When it comes to cooking, kitchen knives are a cook's best friend. They're an extension of the cook's body.
Knives |
People tend to make the mistake of buying a set of kitchen knives when they are first starting out. I've done this too, so don't feel bad if you have. The problem with knife sets is that you will end up with extra knives that don't really have a use. You'll also spend extra money on these extra knives. By knowing what you need, you can piece together a knife set just for you.
Just about every one of my knives is an old J. A Henckels. There are other, nicer brands out there, but the ones that I have work great for me.
- 12-inch Chef Knife - I use this one for large work. Usually, this is things like watermelons, brisket, turkey, etc
- 8-inch Chef Knife - I use this for general everyday work. I can make quick work of dicing vegetables or breaking down a chicken.

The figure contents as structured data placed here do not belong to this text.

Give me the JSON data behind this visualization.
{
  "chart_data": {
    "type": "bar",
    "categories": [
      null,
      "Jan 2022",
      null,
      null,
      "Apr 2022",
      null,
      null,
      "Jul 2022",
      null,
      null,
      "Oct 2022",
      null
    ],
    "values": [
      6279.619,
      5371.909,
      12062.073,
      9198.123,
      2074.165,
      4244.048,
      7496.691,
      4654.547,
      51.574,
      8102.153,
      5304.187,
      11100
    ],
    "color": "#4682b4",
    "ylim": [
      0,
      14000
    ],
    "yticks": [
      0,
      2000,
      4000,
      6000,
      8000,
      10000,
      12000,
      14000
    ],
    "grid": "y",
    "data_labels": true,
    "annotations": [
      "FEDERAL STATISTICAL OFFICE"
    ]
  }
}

- 7-inch Santoku Knife - This is my number 1 knife. It seems faster and sharper than the chef's knife and I can control it a little better, which helps me chop vegetables easier.
- Boning Knife - I don't use this one every day, but it's a good one to have. It's flexible to get into tight areas when you are breaking down a piece of meat.
- Bread Knife - This is a great knife to have around for bread. It doesn't matter how sharp your chef's knife is, chances are you will end up flattening it. The serrated bread knife will cut through it without flattening it out.
- Paring Knife - This little knife is great delicate work. I use it sometimes to remove the tops off of peppers or quickly cut up strawberries or peel a potato. But where it really shines, is decorative garnishes. (Which I cannot do.)
- Honer - This is not a knife, but a good honer is indispensable. It will help you keep your kitchen knives sharp. Run your knives across it before use and after you clean them after each use.